Like Annie, I agree that Blast displays a high degree of misogyny. (Protip: if you have to start your publication with anything that can be distilled into "I'm not sexist/racist/classist," you should probably put your pen down and never pick it up again.) However, I believe that more than misogyny is at play in "Indissoluble Matrimony".
If we review which characteristics that George Silverton hates most about Evadne, we can see that they are, in the story's chronology: that she is "alternately of extreme beauty and extreme ugliness" (98), her style of singing (99), her sex drive that so horrifies George (101), her vocalness--in her case, in the political sphere (102), and the perceived but nonexistent infidelity (102-9). All of these traits have been and still are used to characterize the stereotypical black woman. In short, what George simply cannot stand is "that uncanny, negro way of hers" (99). What George seems to despise about his wife is not just that she is a woman, but that he perceives her as having the traits of a black woman.
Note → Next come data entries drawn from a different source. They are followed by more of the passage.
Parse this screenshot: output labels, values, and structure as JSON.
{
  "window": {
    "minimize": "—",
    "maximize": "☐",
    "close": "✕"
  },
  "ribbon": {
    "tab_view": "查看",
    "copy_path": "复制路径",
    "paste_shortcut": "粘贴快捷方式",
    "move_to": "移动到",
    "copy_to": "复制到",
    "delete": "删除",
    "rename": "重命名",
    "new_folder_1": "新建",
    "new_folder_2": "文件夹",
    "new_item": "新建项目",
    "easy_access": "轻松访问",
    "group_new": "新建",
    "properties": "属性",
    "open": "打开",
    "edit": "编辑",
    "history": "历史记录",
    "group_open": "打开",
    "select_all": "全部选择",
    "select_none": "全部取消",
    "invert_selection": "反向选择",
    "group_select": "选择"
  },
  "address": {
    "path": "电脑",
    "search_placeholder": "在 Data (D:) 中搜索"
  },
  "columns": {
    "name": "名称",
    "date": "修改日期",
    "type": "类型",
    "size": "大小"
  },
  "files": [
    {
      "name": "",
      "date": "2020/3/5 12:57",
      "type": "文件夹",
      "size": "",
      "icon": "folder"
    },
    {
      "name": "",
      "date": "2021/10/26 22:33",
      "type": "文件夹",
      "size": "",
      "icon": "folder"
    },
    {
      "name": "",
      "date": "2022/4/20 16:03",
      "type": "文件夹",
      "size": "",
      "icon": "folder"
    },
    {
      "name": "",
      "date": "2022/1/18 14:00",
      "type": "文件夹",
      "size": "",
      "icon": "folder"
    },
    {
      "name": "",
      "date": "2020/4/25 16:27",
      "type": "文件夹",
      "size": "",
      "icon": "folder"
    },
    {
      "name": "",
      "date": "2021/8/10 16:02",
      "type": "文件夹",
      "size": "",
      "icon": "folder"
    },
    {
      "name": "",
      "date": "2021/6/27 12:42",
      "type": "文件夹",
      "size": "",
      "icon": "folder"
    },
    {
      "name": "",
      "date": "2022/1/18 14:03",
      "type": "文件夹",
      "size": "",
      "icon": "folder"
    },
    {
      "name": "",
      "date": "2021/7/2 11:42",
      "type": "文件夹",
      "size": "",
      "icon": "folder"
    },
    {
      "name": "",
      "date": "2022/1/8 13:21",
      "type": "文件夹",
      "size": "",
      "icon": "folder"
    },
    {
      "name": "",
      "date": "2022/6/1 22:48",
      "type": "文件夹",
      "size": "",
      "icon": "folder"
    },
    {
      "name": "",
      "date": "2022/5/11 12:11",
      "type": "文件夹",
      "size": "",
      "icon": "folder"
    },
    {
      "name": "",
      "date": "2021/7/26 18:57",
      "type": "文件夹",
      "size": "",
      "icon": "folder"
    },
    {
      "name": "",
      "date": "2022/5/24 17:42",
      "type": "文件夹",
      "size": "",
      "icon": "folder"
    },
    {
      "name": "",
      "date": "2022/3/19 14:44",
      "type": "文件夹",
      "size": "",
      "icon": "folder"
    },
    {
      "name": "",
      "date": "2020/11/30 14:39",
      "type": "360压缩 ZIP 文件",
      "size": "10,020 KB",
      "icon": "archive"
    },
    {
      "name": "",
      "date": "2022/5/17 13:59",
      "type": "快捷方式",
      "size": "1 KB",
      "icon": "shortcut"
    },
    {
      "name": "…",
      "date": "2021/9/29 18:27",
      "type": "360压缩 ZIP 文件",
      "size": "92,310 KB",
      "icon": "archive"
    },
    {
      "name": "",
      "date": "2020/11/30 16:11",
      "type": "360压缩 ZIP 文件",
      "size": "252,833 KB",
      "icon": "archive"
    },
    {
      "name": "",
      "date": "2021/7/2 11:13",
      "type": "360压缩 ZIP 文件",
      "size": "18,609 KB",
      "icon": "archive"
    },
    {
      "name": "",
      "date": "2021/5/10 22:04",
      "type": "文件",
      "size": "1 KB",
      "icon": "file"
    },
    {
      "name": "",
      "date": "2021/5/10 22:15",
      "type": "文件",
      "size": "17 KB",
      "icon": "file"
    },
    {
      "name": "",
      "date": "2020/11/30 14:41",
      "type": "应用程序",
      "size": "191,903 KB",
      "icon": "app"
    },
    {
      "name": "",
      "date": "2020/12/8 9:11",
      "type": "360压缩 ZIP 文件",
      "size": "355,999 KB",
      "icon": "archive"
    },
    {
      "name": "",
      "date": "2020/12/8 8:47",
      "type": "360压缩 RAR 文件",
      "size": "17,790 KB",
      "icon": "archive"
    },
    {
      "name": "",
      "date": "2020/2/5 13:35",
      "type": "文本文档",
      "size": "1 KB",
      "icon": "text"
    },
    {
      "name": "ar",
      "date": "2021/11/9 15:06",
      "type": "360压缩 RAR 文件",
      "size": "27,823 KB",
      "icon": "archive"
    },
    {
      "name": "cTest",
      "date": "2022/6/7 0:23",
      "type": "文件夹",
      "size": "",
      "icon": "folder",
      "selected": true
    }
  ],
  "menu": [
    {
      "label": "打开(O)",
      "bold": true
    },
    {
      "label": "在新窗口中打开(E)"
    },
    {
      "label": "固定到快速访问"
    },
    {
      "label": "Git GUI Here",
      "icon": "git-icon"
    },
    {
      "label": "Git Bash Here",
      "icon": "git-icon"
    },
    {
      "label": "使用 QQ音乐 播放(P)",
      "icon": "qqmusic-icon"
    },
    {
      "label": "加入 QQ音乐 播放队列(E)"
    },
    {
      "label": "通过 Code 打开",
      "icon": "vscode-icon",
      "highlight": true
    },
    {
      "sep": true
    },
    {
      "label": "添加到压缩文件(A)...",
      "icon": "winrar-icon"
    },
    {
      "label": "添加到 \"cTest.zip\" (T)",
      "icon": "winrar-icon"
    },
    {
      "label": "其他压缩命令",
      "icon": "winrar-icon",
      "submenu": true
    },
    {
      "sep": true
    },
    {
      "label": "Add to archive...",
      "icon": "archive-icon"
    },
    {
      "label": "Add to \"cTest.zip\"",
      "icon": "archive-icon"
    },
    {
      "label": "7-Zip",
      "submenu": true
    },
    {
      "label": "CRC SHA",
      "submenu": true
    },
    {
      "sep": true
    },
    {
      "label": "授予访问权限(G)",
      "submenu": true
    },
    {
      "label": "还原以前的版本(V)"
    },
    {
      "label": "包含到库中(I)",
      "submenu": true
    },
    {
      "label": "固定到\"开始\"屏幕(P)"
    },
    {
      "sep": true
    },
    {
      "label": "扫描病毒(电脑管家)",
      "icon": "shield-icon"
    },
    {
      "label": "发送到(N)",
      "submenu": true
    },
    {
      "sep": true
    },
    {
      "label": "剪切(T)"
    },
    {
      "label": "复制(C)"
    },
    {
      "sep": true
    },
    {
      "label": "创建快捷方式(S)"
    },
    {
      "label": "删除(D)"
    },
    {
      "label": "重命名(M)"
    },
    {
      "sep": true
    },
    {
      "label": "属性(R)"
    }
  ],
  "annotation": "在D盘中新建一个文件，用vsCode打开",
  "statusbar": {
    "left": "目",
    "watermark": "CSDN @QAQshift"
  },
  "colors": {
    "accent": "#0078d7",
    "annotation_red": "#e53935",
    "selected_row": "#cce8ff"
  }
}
This perception is confirmed in the way that he refers to her as a "beast" (105), and feels enough ownership of her to attempt murder-suicide. In this story we see a combination of two disparate threads that wind themselves through Blast: a horrified hatred of women and a bitter disdain for non-whiteness. What is expressed in "Indissoluble Marriage", therefore, is not just misogyny but rather an expression of misogynoir.
This story doubly calls into question Blast's proclamation that they are for "the individual" (7), not any particular group. While they use their manifesto to style themselves as being universal in their focus, it is quite obvious that they do not mean to include women, black people, Jewish people (with Pound being unsurprisingly anti-Semitic on page 45), or "the People"--read: the common rabble (7). So who, exactly, was this publication for besides the middle- or upper-class white artists who were already part of the artistic elite?